When thieves stole a Caravaggio altar painting of the Nativity almost 50 years ago, they left the wooden frame on which the painting had hung since the 17th century. Since the heist, that frame has hung in a chapel next to the oratory in Palermo from which the Caravoggio was snatched.
Now, some hope, the frame may soon receive back the treasured painting, as the wooden manger in Bethlehem received the Christ Child the painting depicts.
The theft, carried out on a stormy night on October 17, 1969, at the Oratory of San Lorenzo in Palermo, has been one of the biggest mysteries of the art world. It remains No. 2 on the F.B.I.’s list of the top-10 art crimes, after Iraqi looted and stolen artifacts.
Jonathan Jones writes in the Guardian that Michelangelo Merisi da Caravaggio’s Nativity may be about to resurface.
“Earlier this year, Rosy Bindi, president of Italy’s parliamentary Antimafia Commission, announced a major breakthrough in the case,” Jones writes. “New testimony from some inside the Sicilian mafia has led investigators to believe the Nativity can be recovered, and soon. They have followed leads to Switzerland and—it emerged in the autumn—to eastern Europe.”
Many experts are skeptical, however, questioning whether the testimony of turncoat members of Cosa Nostra—known in Italian as pentiti—can be trusted.
Indeed, over the years, various such inside sources have claimed some pretty far-fetched things: the painting—known as the Nativity with Saints Lawrence and Francis—had been burned in a fire. Another said it had been hidden in a barn and eaten by mice or pigs. Someone else said it was unveiled during Mafia boss summits.

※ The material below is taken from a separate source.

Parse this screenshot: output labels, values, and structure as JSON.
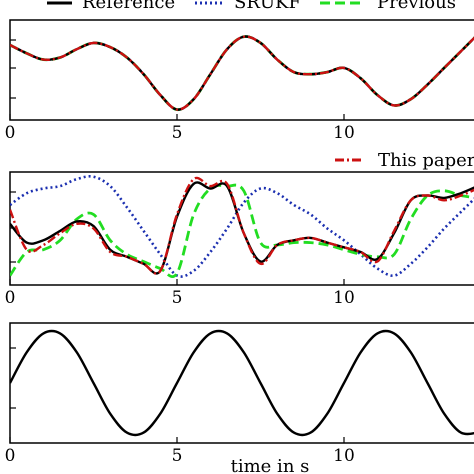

Among those doubting that the Mafia pulled off the heist is Bernardo Tortorici di Raffadali, president of Friends of Sicilian Museums, who was instrumental in commissioning a replica of the Caravaggio.

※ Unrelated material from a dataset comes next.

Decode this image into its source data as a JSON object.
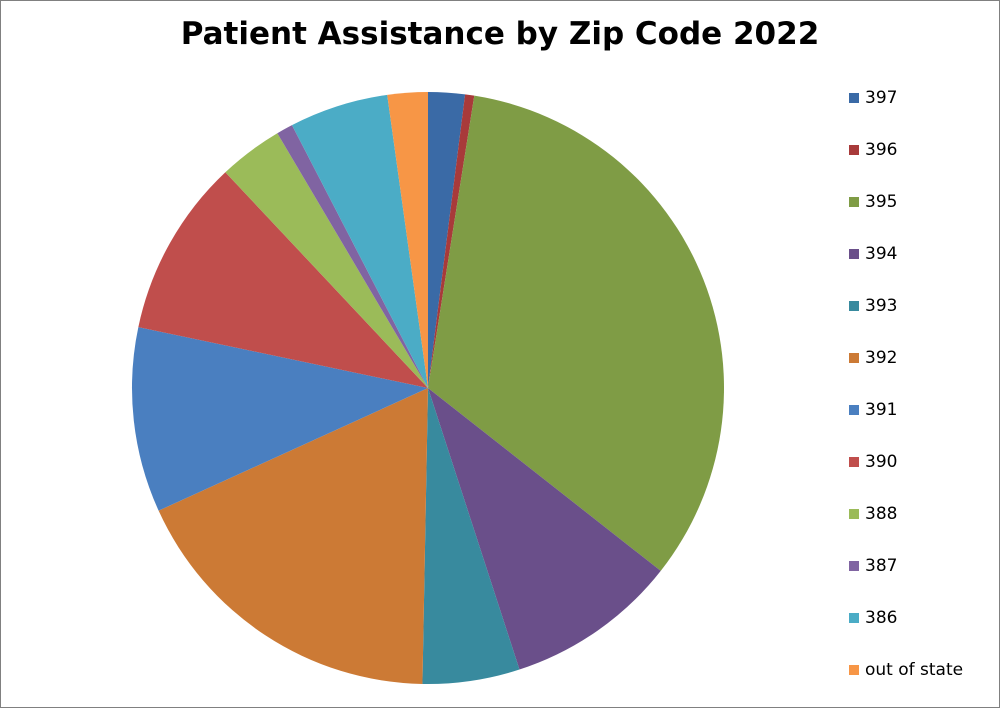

“To steal that painting, which is three by two metres, between all of Serpotta’s stucco, you had to plan it and study,” he said. “The cut didn’t leave an inch of paint, so it is perfect.”
He believes it was taken by professional art thieves, with the Mafia only marginally involved. “If it is professional, it has been studied, and must have been commissioned.”
But in May of last year, another turncoat, Gaetano Grado, testified to the Antimafia Commission, giving investigators renewed hope. As the New York Times told it in June:
According to this account, two days after the painting was taken, Gaetano Badalamenti, then one of the top Sicilian mobsters, asked Mr. Grado, who at the time was the Mafia member in charge of downtown Palermo, to look into the theft of the Caravaggio. The turncoat said that he tracked down the thieves, and that the painting, after passing through the hands of several mobsters, had eventually ended up with Mr. Badalamenti. (Mr. Badalamenti spent his last 17 years in a federal prison in the United States as one of the leaders of the so-called “pizza connection” drug trafficking ring. He died in 2004.) Mr. Badalamenti invited a “very old” Swiss art dealer to see the Caravaggio, according to Mr. Grado. When the dealer laid eyes on it, he “sat and cried, and cried,” to the point that Mr. Badalamenti “thought he was stupid,” Mr. Grado recalled. Then the Swiss man announced that he would cut it into pieces because it would not sell otherwise. The dealer, who is not named in the evidence that has been made public, has since died, commission officials said. Mr. Grado’s account checked out on various fronts. “He’s the first turncoat with a direct connection to the theft,” Francesco Comparone, the commission’s top councilor, said. On Wednesday, Ms. Bindi said: “If you find the right thread, then everything follows. It’s clear that Grado was that thread.”
Although Tortorici di Raffadali doubts the new evidence, he’s happy that “now they start to believe that Caravaggio is still alive, somewhere.” Art detective Charles Hill thinks “it’s likely to be a cadaver of a painting, but I believe it still exists.”